Last week, Congresswoman Haaland introduced her first bill, H.R. 1050, The ANTIQUITIES Act of 2019, with the goal of fighting climate change by protecting land from extraction, honoring our sacred sites, and ensuring public lands are here for future generations. The Congresswoman continues to advocate for the preservation of New Mexico’s public lands and way of life. She is also co-leading a bill to protect Bears Ears National Monument.
One of Congresswoman Haaland’s top priorities is tackling climate change and building a strong renewable energy economy in New Mexico and around the country. With more than 300 days of sunlight each year, New Mexico is poised to be a leader in solar energy production, which has a ripple effect into solar production and energy transmission jobs. In addition, the plains east of the Sandia Mountains in New Mexico’s First Congressional District are ripe for wind energy production and industry.

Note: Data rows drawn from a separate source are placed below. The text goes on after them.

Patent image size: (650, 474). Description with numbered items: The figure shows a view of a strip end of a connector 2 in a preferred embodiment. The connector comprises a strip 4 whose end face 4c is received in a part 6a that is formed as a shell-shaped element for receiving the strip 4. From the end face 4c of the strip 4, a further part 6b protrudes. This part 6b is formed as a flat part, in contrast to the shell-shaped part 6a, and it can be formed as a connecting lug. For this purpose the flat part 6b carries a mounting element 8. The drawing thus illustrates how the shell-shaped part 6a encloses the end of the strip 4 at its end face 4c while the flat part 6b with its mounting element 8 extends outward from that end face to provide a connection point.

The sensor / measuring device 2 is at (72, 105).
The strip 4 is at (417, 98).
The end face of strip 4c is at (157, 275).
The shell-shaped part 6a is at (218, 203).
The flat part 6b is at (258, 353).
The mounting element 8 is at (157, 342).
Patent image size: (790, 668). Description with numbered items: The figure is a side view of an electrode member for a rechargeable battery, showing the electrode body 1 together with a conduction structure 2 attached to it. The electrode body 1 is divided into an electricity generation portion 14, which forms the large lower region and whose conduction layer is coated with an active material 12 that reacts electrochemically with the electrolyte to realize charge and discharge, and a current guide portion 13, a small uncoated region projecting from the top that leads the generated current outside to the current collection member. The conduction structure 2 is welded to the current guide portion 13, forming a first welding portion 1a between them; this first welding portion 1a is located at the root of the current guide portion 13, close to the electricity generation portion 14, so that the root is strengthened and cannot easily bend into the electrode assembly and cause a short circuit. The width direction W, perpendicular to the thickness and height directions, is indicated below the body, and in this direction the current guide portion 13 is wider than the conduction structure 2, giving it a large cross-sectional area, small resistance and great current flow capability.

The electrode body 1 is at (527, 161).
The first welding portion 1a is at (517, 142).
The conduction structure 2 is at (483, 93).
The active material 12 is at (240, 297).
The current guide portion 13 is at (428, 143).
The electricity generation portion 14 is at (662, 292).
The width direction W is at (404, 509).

Haaland’s full opening statement for her first subcommittee hearing as chair is below:
Today is an exciting day. It will be the first of a new era for this Committee and for this Congress. An era of inclusion, where the diverse voices of the American people are clearly heard in these halls.
We will hold up our public lands as a point of pride that all Americans share in and co-own.
These special places will serve as a refuge for our highest values and as places of growth towards our nation’s future.
I want to start this hearing, the first of the 116th Congress for the Subcommittee on National Parks, Forests, and Public Lands, by thanking my fellow Members for joining me in this important work.
I am grateful for the confidence you have expressed in selecting me to Chair this Subcommittee.
It is my sincere hope that we will find common ground on important issues, and I promise you that we will lead this Congress, the most diverse in history, towards bold policy solutions that benefit our federal public lands and our communities.
We begin that leadership today as we confront the most pressing issue facing our nation—climate change.
We will hear testimony from a leading scientist about the disproportionate impact climate change is already having on our public lands.
Our national parks are warming twice as fast as the rest of the country.
Parks in the Southwest, my home, and the home of many of my fellow members here on the dais are experiencing unprecedented aridity.
That means less water for our ecosystems—which in turn means less water for our homes and our farmers because we live in a deeply interconnected world where changes to one system impact all others.
We rely on the natural world to provide us with many of the things we depend on each day, from clean water and clean air to flood control and coastal protection.
At a time when these natural services are under threat from global climate change, Americans will require strong leadership to ensure that we are ready to adapt to these changes and to meet these challenges.
Unfortunately, the Trump administration has failed to provide this leadership.
They see fit to pursue energy dominance at all costs; to push an extractive and destructive agenda that has left our public lands responsible for nearly one-quarter of all U.S. CO2 emissions.
At the same time, the administration has suppressed science and prevented adaptation.
They canceled Executive Orders outlining adaptation strategies on public lands and even pulled back guidance on climate change and national security.
They ignore the science of climate change, relying on outdated and inadequate mandates, and put Americans in harm’s way.
If this administration will not take the lead, this Committee will.
Dr. Gonzalez will help us understand the threat we face by explaining the impact climate change will have on our public lands.
We will then hear from a top climate change adaptation scientist, Dr. Lara Hansen, because we can no longer afford to stand on the sidelines and do nothing.
It is time for America to act on climate change, and our public lands are one of the best resources for us to do so.
Public lands protect biodiversity and the ecosystems on which our daily lives depend.
They provide space for the natural world to adapt to the new climate we have created.
And they form the backbone of a nearly-trillion-dollar outdoor recreation economy that can help us create good, clean jobs.
Climate change is an unprecedented challenge that will require big and bold solutions.
Today, we take the first step towards meaningful action by hearing the risks we face and by considering how we can prepare our communities, our country, and our public lands for the challenges climate change presents.
Thank you all for joining me here today.
I look forward to our leadership on these issues.
Thank you again to the witnesses. I look forward to your testimony.